The shortest and steepest railroad in the United States is located in Dubuque. The track is 296 feet (90 meters) long and rises at an incline of 60 degrees to a height of 189 feet (58 meters). The railroad was built in 1882 by a local banker, J. K. Graves. It still operates today and is called the Fenelon Place Elevator.
The red Delicious apple, the top-selling apple in the United States, was developed on an orchard near East Peru. Shoots from the stump of a stray apple tree began producing fruit on Jesse Hiatt's orchard in the 1880's. Hiatt entered the new variety, which he called the "Hawkeye" apple, in an apple contest and won.

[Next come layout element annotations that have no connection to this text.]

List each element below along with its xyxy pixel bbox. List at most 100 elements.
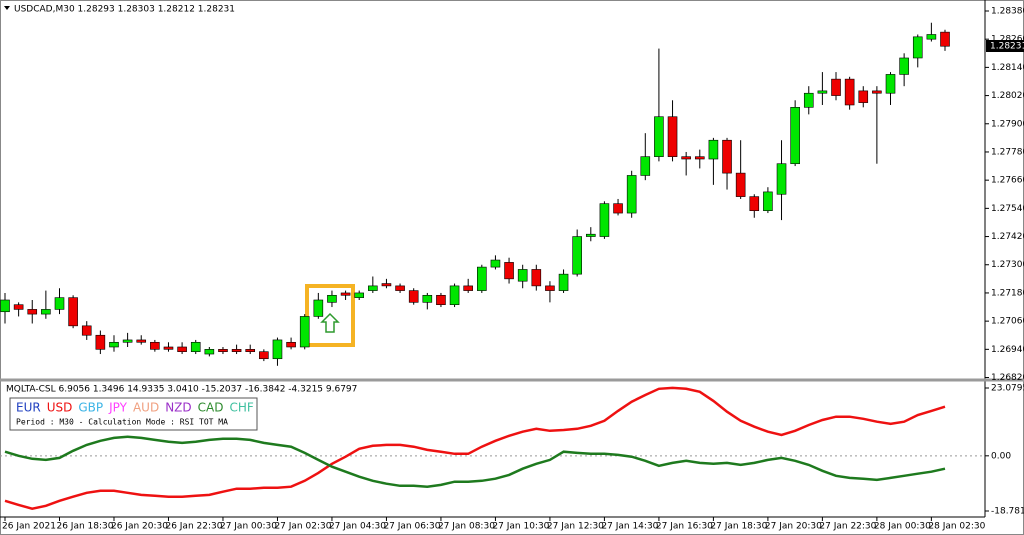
candle-body bbox=[122, 339, 133, 343]
candle-body bbox=[13, 304, 24, 310]
candle-body bbox=[0, 299, 10, 313]
candle-body bbox=[490, 259, 501, 268]
y-tick-label: 1.27900 bbox=[991, 119, 1024, 129]
x-tick-label: 27 Jan 12:30 bbox=[547, 522, 604, 532]
candle-body bbox=[885, 74, 896, 94]
candle-body bbox=[449, 285, 460, 305]
y-tick-label: 1.27780 bbox=[991, 147, 1024, 157]
x-tick-label: 28 Jan 02:30 bbox=[928, 522, 985, 532]
x-tick-label: 27 Jan 08:30 bbox=[438, 522, 495, 532]
legend-entry: AUD bbox=[133, 401, 159, 415]
y-tick-label: 1.28380 bbox=[991, 6, 1024, 16]
candle-body bbox=[95, 334, 106, 350]
candle-body bbox=[41, 309, 51, 315]
y-tick-label: 1.27660 bbox=[991, 176, 1024, 186]
x-tick-label: 26 Jan 22:30 bbox=[165, 522, 222, 532]
candle-body bbox=[368, 285, 378, 291]
candle-body bbox=[858, 90, 869, 103]
candle-body bbox=[204, 349, 215, 355]
candle-body bbox=[790, 107, 800, 165]
candle-body bbox=[640, 156, 651, 176]
candle-body bbox=[299, 316, 310, 348]
candle-body bbox=[585, 233, 596, 237]
legend-note: Period : M30 - Calculation Mode : RSI TO… bbox=[16, 418, 228, 427]
candle-body bbox=[694, 156, 705, 160]
candle-body bbox=[558, 273, 569, 291]
candle-body bbox=[912, 36, 923, 59]
legend-entry: CAD bbox=[198, 401, 224, 415]
candle-body bbox=[613, 203, 623, 214]
candle-body bbox=[681, 156, 691, 160]
candle-body bbox=[899, 57, 909, 75]
y-tick-label: 23.0795 bbox=[991, 383, 1024, 393]
candle-body bbox=[245, 349, 256, 352]
candle-body bbox=[763, 191, 773, 212]
indicator-line bbox=[4, 435, 946, 488]
candle-body bbox=[940, 31, 950, 47]
x-tick-label: 28 Jan 00:30 bbox=[874, 522, 931, 532]
candle-body bbox=[477, 266, 487, 291]
candle-body bbox=[109, 341, 119, 348]
candle-body bbox=[667, 116, 678, 157]
x-tick-label: 27 Jan 06:30 bbox=[383, 522, 440, 532]
legend-entry: EUR bbox=[16, 401, 41, 415]
y-tick-label: 1.27540 bbox=[991, 204, 1024, 214]
menu-arrow[interactable] bbox=[4, 6, 10, 10]
y-tick-label: 1.26820 bbox=[991, 373, 1024, 383]
candle-body bbox=[408, 290, 419, 303]
candle-body bbox=[626, 175, 637, 214]
y-tick-label: 1.27060 bbox=[991, 317, 1024, 327]
candle-body bbox=[463, 285, 473, 291]
x-tick-label: 26 Jan 20:30 bbox=[111, 522, 168, 532]
y-tick-label: 1.27420 bbox=[991, 232, 1024, 242]
candle-body bbox=[776, 163, 787, 195]
candle-body bbox=[749, 196, 760, 212]
candle-body bbox=[81, 325, 92, 336]
x-tick-label: 27 Jan 14:30 bbox=[601, 522, 658, 532]
candle-body bbox=[831, 78, 841, 96]
candle-body bbox=[286, 341, 296, 348]
legend-entry: JPY bbox=[108, 401, 128, 415]
legend-entry: NZD bbox=[165, 401, 191, 415]
candle-body bbox=[68, 297, 78, 327]
buy-arrow bbox=[320, 312, 340, 333]
x-tick-label: 27 Jan 04:30 bbox=[329, 522, 386, 532]
legend-box bbox=[9, 397, 258, 431]
x-tick-label: 26 Jan 18:30 bbox=[56, 522, 113, 532]
candle-body bbox=[926, 34, 937, 40]
x-tick-label: 27 Jan 20:30 bbox=[765, 522, 822, 532]
candle-body bbox=[313, 299, 324, 317]
candle-body bbox=[381, 283, 392, 287]
x-tick-label: 27 Jan 22:30 bbox=[819, 522, 876, 532]
candle-body bbox=[27, 309, 38, 315]
x-tick-label: 27 Jan 18:30 bbox=[710, 522, 767, 532]
legend-entry: USD bbox=[47, 401, 73, 415]
indicator-line bbox=[4, 386, 946, 510]
legend-entry: GBP bbox=[78, 401, 103, 415]
candle-body bbox=[354, 292, 365, 298]
candle-body bbox=[872, 90, 882, 94]
x-tick-label: 27 Jan 16:30 bbox=[656, 522, 713, 532]
chart-title: USDCAD,M30 1.28293 1.28303 1.28212 1.282… bbox=[14, 5, 235, 15]
last-price-bg bbox=[986, 39, 1024, 52]
candle-body bbox=[231, 349, 242, 352]
candle-body bbox=[844, 78, 855, 106]
x-tick-label: 27 Jan 02:30 bbox=[274, 522, 331, 532]
candle-body bbox=[722, 139, 732, 174]
y-tick-label: 0.00 bbox=[991, 451, 1011, 461]
candle-body bbox=[803, 92, 814, 108]
last-price-label: 1.28231 bbox=[990, 41, 1024, 51]
candle-body bbox=[654, 116, 664, 157]
candle-body bbox=[517, 269, 528, 282]
candle-body bbox=[136, 339, 147, 343]
candle-body bbox=[163, 346, 174, 350]
candle-body bbox=[218, 349, 228, 352]
candle-body bbox=[272, 339, 283, 360]
candle-body bbox=[150, 341, 160, 350]
highlight-box bbox=[305, 284, 355, 347]
candle-body bbox=[817, 90, 828, 94]
y-tick-label: 1.28020 bbox=[991, 91, 1024, 101]
x-tick-label: 26 Jan 2021 bbox=[2, 522, 56, 532]
candle-body bbox=[327, 294, 337, 303]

In 1895, Stark Brothers Nursery purchased rights to the apple, renaming it Delicious. Offshoots of the original tree still produce apples on the same site.

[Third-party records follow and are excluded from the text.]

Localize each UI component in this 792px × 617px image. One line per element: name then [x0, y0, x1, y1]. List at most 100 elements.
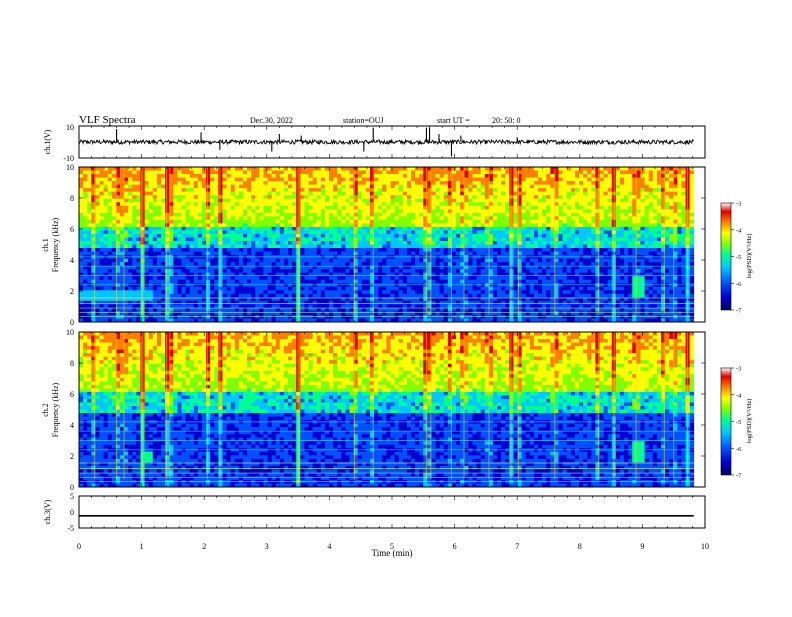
spectrogram-cell	[309, 245, 314, 249]
spectrogram-cell	[595, 185, 600, 189]
spectrogram-cell	[591, 234, 596, 238]
spectrogram-cell	[317, 195, 322, 199]
spectrogram-cell	[591, 262, 596, 266]
spectrogram-cell	[259, 174, 264, 178]
spectrogram-cell	[165, 174, 170, 178]
spectrogram-cell	[628, 167, 633, 171]
spectrogram-cell	[444, 262, 449, 266]
spectrogram-cell	[198, 259, 203, 263]
spectrogram-cell	[657, 216, 662, 220]
spectrogram-cell	[341, 223, 346, 227]
spectrogram-cell	[181, 276, 186, 280]
spectrogram-cell	[497, 213, 502, 217]
spectrogram-cell	[599, 167, 604, 171]
spectrogram-cell	[538, 269, 543, 273]
spectrogram-cell	[313, 248, 318, 252]
spectrogram-cell	[104, 230, 109, 234]
spectrogram-cell	[657, 178, 662, 182]
spectrogram-cell	[239, 245, 244, 249]
spectrogram-cell	[218, 192, 223, 196]
spectrogram-cell	[177, 248, 182, 252]
spectrogram-cell	[341, 262, 346, 266]
spectrogram-cell	[509, 248, 514, 252]
spectrogram-cell	[534, 171, 539, 175]
spectrogram-cell	[206, 223, 211, 227]
spectrogram-cell	[99, 192, 104, 196]
spectrogram-cell	[366, 248, 371, 252]
spectrogram-cell	[358, 248, 363, 252]
spectrogram-cell	[493, 192, 498, 196]
spectrogram-cell	[329, 276, 334, 280]
spectrogram-cell	[534, 252, 539, 256]
spectrogram-cell	[538, 195, 543, 199]
spectrogram-cell	[444, 241, 449, 245]
spectrogram-cell	[628, 213, 633, 217]
spectrogram-cell	[99, 167, 104, 171]
spectrogram-cell	[292, 234, 297, 238]
spectrogram-cell	[202, 199, 207, 203]
spectrogram-cell	[505, 230, 510, 234]
spectrogram-cell	[423, 209, 428, 213]
spectrogram-cell	[304, 227, 309, 231]
spectrogram-cell	[534, 248, 539, 252]
spectrogram-cell	[558, 230, 563, 234]
spectrogram-cell	[186, 188, 191, 192]
spectrogram-cell	[599, 202, 604, 206]
spectrogram-cell	[370, 174, 375, 178]
spectrogram-cell	[456, 213, 461, 217]
spectrogram-cell	[558, 227, 563, 231]
spectrogram-cell	[259, 178, 264, 182]
spectrogram-cell	[542, 178, 547, 182]
spectrogram-cell	[595, 181, 600, 185]
spectrogram-cell	[419, 223, 424, 227]
spectrogram-cell	[571, 237, 576, 241]
spectrogram-cell	[243, 202, 248, 206]
spectrogram-cell	[563, 195, 568, 199]
spectrogram-cell	[472, 220, 477, 224]
spectrogram-cell	[440, 227, 445, 231]
spectrogram-cell	[386, 199, 391, 203]
spectrogram-cell	[620, 245, 625, 249]
spectrogram-cell	[374, 202, 379, 206]
spectrogram-cell	[538, 262, 543, 266]
spectrogram-cell	[284, 206, 289, 210]
spectrogram-cell	[608, 181, 613, 185]
spectrogram-cell	[222, 245, 227, 249]
spectrogram-cell	[423, 178, 428, 182]
spectrogram-cell	[218, 234, 223, 238]
spectrogram-cell	[628, 269, 633, 273]
spectrogram-cell	[456, 171, 461, 175]
spectrogram-cell	[575, 213, 580, 217]
spectrogram-cell	[669, 199, 674, 203]
spectrogram-cell	[124, 234, 129, 238]
spectrogram-cell	[304, 213, 309, 217]
spectrogram-cell	[358, 174, 363, 178]
spectrogram-cell	[407, 252, 412, 256]
spectrogram-cell	[108, 209, 113, 213]
spectrogram-cell	[149, 230, 154, 234]
spectrogram-cell	[222, 241, 227, 245]
spectrogram-cell	[382, 216, 387, 220]
spectrogram-cell	[99, 185, 104, 189]
spectrogram-cell	[222, 188, 227, 192]
spectrogram-cell	[690, 269, 695, 273]
spectrogram-cell	[79, 241, 84, 245]
spectrogram-cell	[472, 213, 477, 217]
spectrogram-cell	[411, 276, 416, 280]
spectrogram-cell	[567, 227, 572, 231]
spectrogram-cell	[669, 213, 674, 217]
spectrogram-cell	[198, 220, 203, 224]
spectrogram-cell	[378, 245, 383, 249]
spectrogram-cell	[194, 174, 199, 178]
spectrogram-cell	[317, 213, 322, 217]
spectrogram-cell	[558, 206, 563, 210]
spectrogram-cell	[477, 199, 482, 203]
spectrogram-cell	[104, 188, 109, 192]
spectrogram-cell	[587, 178, 592, 182]
spectrogram-cell	[472, 209, 477, 213]
spectrogram-cell	[222, 276, 227, 280]
spectrogram-cell	[362, 234, 367, 238]
spectrogram-cell	[513, 223, 518, 227]
spectrogram-cell	[645, 276, 650, 280]
spectrogram-cell	[112, 280, 117, 284]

The Kate Shelley Bridge was named after a heroic Iowan who saved hundreds of lives through her courage. During a storm in the summer of 1881, teen-ager Kate Shelley heard a crash near her home in Boone County, Iowa. A railroad bridge had collapsed, and a small switch locomotive lay in a creek below. Kate knew an express passenger train was due shortly, and she hurried to the nearest station at Moingona. She made a dangerous crossing of the railroad bridge over the rushing Des Moines River and arrived at the station in time for a railway crew to stop the passenger train. Parades were held in Kate's honor, and streets and parks throughout the state were named for her. When the Chicago and NorthWestern Railway built a new bridge over the Des Moines River in 1901, they named it the Kate Shelley Bridge. The bridge is one of the highest and longest double-track bridges in the world and still stands today.